Step-by-step plan for a conviction for money laundering without an evident predicate offence

Money laundering involves objects originating from crime. It is not always clear from which offence an object originates. Even if it is not known which offence the object originates from, the court can reach a conviction  for money laundering. After all, the Supreme Court of the Netherlands made it clear that in case of objects ‘originating from crime’ it is not required to prove who actually committed the crime, when and where.[1]

The Court of Appeal in Amsterdam summed up the assessment framework for money laundering without a known predicate offence in the so-called '6-step judgment'.[2]

Step 1: No direct evidence of a specific predicate offence

The specific predicate offence is unknown or cannot be proved. The fact that (e.g.) there is a criminal record is no direct indication for the fact that the object originates from this predicate offence.

Step 2: A suspicion of money laundering

Is there a suspicion of money laundering on the basis of facts and/or circumstances? To come to this suspicion, money laundering indicators (such as general knowledge and money laundering typologies) can be used.

Step 3: Statement by the suspect

If there is a suspicion of money laundering the suspect can be expected to make a statement about the origin of the object that is suspected to originate from money laundering. The facts and/or circumstances 'call for an explanation'.[3] If a suspect refuses to make a statement this may also be taken into consideration in the conclusion that an object originates from crime.

Step 4: Requirements for a suspect's  statement

The statement about the origin of the object must be concrete, more or less verifiable and not highly unlikely in advance.[4] In addition, the court determined that, apart from the possible legal source, the flows of money must also be set out clearly.

Step 5: Investigation by the Public Prosecution Service

If the statement meets the criteria of step 4, it is up to the Public Prosecution Service to investigate (have) the mentioned alternative origin of the object (investigated).

Step 6: Drawing conclusions

If on the basis of the investigation referred to in step 5 it can be ruled out with a sufficient degree of certainty that the object the suspicion relates to has a legal origin, it can be argued that it 'originates from crime'. After all, the only acceptable explanation for the origin of the object is a criminal origin.[5]

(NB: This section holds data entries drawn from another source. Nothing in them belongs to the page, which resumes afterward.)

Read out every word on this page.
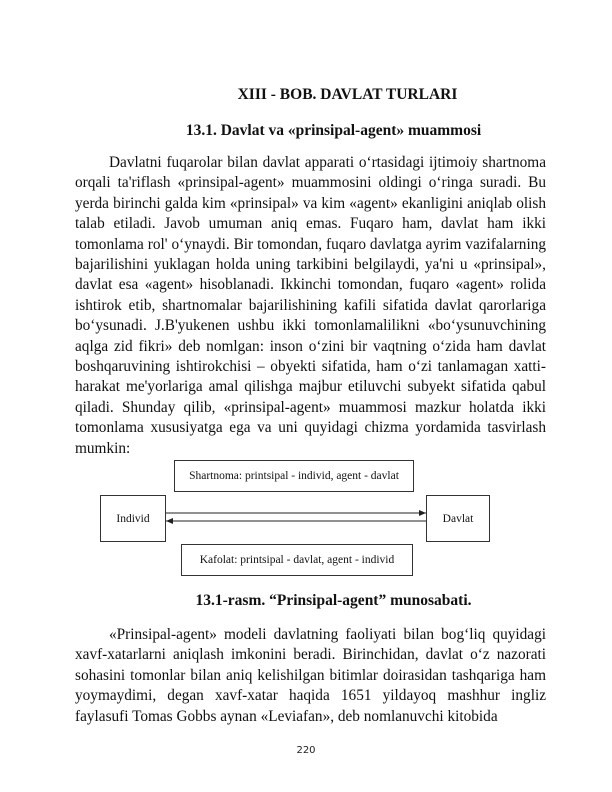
XIII - BOB. DAVLAT TURLARI
13.1. Davlat va «prinsipal-agent» muammosi

Davlatni fuqarolar bilan davlat apparati o‘rtasidagi ijtimoiy shartnoma orqali ta'riflash «prinsipal-agent» muammosini oldingi o‘ringa suradi. Bu yerda birinchi galda kim «prinsipal» va kim «agent» ekanligini aniqlab olish talab etiladi. Javob umuman aniq emas. Fuqaro ham, davlat ham ikki tomonlama rol' o‘ynaydi. Bir tomondan, fuqaro davlatga ayrim vazifalarning bajarilishini yuklagan holda uning tarkibini belgilaydi, ya'ni u «prinsipal», davlat esa «agent» hisoblanadi. Ikkinchi tomondan, fuqaro «agent» rolida ishtirok etib, shartnomalar bajarilishining kafili sifatida davlat qarorlariga bo‘ysunadi. J.B'yukenen ushbu ikki tomonlamalilikni «bo‘ysunuvchining aqlga zid fikri» deb nomlgan: inson o‘zini bir vaqtning o‘zida ham davlat boshqaruvining ishtirokchisi – obyekti sifatida, ham o‘zi tanlamagan xatti-harakat me'yorlariga amal qilishga majbur etiluvchi subyekt sifatida qabul qiladi. Shunday qilib, «prinsipal-agent» muammosi mazkur holatda ikki tomonlama xususiyatga ega va uni quyidagi chizma yordamida tasvirlash mumkin:

Shartnoma: printsipal - individ, agent - davlat
Individ	Davlat
Kafolat: printsipal - davlat, agent - individ
13.1-rasm. “Prinsipal-agent” munosabati.

«Prinsipal-agent» modeli davlatning faoliyati bilan bog‘liq quyidagi xavf-xatarlarni aniqlash imkonini beradi. Birinchidan, davlat o‘z nazorati sohasini tomonlar bilan aniq kelishilgan bitimlar doirasidan tashqariga ham yoymaydimi, degan xavf-xatar haqida 1651 yildayoq mashhur ingliz faylasufi Tomas Gobbs aynan «Leviafan», deb nomlanuvchi kitobida

220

If you have any questions as a result of this step-by-step plan, please do not hesitate to contact the AMLC. E-mail to AML.Centre_Postbus@belastingdienst.nl

[1] HR 28 September 2004, ECLI:NL:HR2004:AP2124

[2] Amsterdam Court of Appeal 11 January 2013, ECLI:NL:GHAMS:2013:BY8481

[3] ECtHR 8 February 1996. In this case, known under the name ‘Murray’, the ECtHR established that a refusal to make a statement, provided that the conditions mentioned in the judgment have been fulfilled, may be taken into consideration in the evidence and that this is not contrary to the right to a fair trial.

[4] The Hague Court of Appeal, 12 March 2008, LJN BC6500 and Supreme Court 13 July 2010, NJ 2010, 456 and Supreme Court 19 December 2014, ECLI:NL:HR:2014:3687

[5] EHRM Zschüschen v. België, http://hudoc.echr.coe.int/eng?i=001-174209. According to the ECtHR, in a method of proof as described here, expecting the suspect to provide a reasonable explanation about the origin of the money is not contrary to the European Convention. Also, if there is convincingly established a body of circumstantial evidence, the refusal to provide such an explanation may also be taken into consideration.